Abstract

To our knowledge lymphangiolipomatosis is a pathological entity that has not been previously described in any tissue. We report the initial case of this lesion noted at routine transurethral prostatectomy. CASE REPORT A 66-year-old white man with a history of a coronary artery bypass graft and mild cerebrovascular accident presented in acute urinary retention after ingesting a nonprescription cold remedy. An indwelling catheter was placed and he returned for urological evaluation 4 days later. Retrospectively the International Prostate Symptom Score was 20 before catheterization. The catheter was removed but the patient was unable to urinate and the catheter was reinserted. An escalating dose of doxazosin was instituted in anticipation of a repeat voiding trial. Several days later the patient elected transurethral resection of the prostate. Digital rectal examination revealed a moderately enlarged, clinically benign prostate. Prostate specific antigen (PSA) was normal at 3.4 ng./ml. Preoperative evaluation, including urinalysis, serological testing, electrocardiography, chest radiography and physical examination, was normal. Transurethral prostatectomy was performed primarily with an electrovaporization technique supplemented with standard cutting loop electrosurgical resection.

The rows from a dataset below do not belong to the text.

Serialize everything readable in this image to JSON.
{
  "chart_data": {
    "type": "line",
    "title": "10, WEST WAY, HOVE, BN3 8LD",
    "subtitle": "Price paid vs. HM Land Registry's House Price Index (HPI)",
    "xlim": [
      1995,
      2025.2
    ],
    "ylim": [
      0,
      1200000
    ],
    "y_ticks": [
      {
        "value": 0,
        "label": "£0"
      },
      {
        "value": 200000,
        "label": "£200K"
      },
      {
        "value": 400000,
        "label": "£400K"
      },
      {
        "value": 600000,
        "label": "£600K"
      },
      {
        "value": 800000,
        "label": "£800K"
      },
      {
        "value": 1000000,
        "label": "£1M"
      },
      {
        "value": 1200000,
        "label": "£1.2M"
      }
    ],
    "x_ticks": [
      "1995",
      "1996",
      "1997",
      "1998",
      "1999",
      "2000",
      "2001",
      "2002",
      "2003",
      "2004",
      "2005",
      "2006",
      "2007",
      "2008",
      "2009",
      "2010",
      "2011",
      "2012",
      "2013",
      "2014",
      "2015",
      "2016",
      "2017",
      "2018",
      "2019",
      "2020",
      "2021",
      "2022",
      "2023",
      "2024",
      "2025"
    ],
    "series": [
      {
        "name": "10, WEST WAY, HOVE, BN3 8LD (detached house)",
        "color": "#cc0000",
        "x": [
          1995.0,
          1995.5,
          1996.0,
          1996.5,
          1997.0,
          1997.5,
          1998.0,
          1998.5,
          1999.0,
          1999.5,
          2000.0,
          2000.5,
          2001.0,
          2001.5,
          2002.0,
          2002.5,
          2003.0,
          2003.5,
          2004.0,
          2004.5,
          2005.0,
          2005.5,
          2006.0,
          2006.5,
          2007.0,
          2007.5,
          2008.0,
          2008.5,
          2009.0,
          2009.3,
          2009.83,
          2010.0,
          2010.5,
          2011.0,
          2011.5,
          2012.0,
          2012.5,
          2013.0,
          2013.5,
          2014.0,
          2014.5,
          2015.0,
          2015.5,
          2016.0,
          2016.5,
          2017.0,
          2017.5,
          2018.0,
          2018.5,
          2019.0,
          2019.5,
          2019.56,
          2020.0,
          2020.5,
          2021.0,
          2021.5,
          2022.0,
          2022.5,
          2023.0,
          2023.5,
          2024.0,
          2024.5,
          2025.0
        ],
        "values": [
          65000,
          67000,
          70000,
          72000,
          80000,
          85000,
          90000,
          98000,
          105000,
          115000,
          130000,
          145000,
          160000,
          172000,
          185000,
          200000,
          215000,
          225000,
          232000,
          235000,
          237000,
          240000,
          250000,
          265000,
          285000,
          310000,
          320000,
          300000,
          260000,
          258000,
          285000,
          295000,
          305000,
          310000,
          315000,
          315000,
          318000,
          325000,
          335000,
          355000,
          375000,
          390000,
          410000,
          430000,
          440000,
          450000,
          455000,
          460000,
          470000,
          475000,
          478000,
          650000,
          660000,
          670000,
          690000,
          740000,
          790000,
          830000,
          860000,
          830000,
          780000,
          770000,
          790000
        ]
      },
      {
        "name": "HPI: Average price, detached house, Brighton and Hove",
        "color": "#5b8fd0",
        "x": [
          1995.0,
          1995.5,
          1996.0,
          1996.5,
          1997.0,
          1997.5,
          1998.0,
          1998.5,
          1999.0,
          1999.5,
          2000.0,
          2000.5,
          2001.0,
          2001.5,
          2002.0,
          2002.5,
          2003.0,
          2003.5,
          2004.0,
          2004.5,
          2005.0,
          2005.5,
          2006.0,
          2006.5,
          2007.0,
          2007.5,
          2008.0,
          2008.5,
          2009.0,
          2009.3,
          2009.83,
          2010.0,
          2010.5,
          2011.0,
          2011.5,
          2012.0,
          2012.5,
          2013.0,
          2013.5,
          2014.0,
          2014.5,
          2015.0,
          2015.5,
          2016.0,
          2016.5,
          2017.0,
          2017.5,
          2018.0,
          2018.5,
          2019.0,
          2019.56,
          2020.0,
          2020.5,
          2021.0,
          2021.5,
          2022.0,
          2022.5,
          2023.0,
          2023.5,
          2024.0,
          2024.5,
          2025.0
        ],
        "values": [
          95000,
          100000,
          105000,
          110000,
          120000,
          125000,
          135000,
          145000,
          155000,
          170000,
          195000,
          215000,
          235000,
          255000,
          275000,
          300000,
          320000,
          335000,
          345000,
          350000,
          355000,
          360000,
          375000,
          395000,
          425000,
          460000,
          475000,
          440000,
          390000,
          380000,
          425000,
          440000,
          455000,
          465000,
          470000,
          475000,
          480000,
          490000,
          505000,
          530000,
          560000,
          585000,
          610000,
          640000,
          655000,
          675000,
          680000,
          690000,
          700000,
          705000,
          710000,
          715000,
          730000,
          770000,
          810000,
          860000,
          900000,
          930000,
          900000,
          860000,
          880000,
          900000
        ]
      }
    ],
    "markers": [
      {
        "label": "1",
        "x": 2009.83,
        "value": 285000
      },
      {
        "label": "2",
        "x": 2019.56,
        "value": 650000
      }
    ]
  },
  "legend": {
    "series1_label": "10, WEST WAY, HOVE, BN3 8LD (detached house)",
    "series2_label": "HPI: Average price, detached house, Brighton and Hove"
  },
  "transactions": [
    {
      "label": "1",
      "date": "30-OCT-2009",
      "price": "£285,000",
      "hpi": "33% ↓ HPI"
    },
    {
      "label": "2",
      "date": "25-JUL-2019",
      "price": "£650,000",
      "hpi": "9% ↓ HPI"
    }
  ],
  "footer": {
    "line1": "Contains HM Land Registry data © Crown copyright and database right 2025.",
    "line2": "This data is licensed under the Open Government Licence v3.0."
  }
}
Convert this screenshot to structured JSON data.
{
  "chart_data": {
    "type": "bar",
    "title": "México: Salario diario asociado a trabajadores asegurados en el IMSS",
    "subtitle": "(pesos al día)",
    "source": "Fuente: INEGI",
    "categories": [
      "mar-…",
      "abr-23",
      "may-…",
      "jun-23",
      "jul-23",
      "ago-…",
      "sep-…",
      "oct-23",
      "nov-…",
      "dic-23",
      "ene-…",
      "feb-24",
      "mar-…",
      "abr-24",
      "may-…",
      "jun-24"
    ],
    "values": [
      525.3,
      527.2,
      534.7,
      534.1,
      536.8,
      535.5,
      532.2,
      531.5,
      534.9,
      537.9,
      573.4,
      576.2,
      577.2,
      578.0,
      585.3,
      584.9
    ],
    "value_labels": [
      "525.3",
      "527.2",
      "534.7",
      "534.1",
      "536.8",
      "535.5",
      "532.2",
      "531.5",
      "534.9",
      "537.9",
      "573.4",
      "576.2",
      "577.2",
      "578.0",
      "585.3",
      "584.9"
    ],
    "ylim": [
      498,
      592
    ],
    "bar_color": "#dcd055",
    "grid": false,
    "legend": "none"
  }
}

The prostatic fossa evidenced typical trilobate prostatic enlargement and the bladder was mildly trabeculated. At resection the prostate had an unusual pale appearance but the operation proceeded routinely. Convalescence was uneventful. Followup demonstrated negligible post-void residual urine and a marked decrease in International Prostate Symptom Score of 5. Gross inspection of the prostatic specimen revealed gray pink tissue fragments floating at the surface of a 10% formalin solution. Microscopy showed diffuse infiltration of the prostatic stroma by clusters of mature adipocytes associated with dilated endothelial lined vessels, comprising approximately 50% of specimen volume (parts A and B of figure). The vessels lacked muscular walls and intraluminal erythrocytes. These lining cells failed to stain for PSA (part C of figure). Immunoperoxidase staining for factor VIII related antigen confirmed endothelial cells lining the vessels (part D of figure). Glandular and stromal hyperplasia represented 10% of specimen volume and there were scattered foci of periglandular chronic inflammation. No malignant elements were present.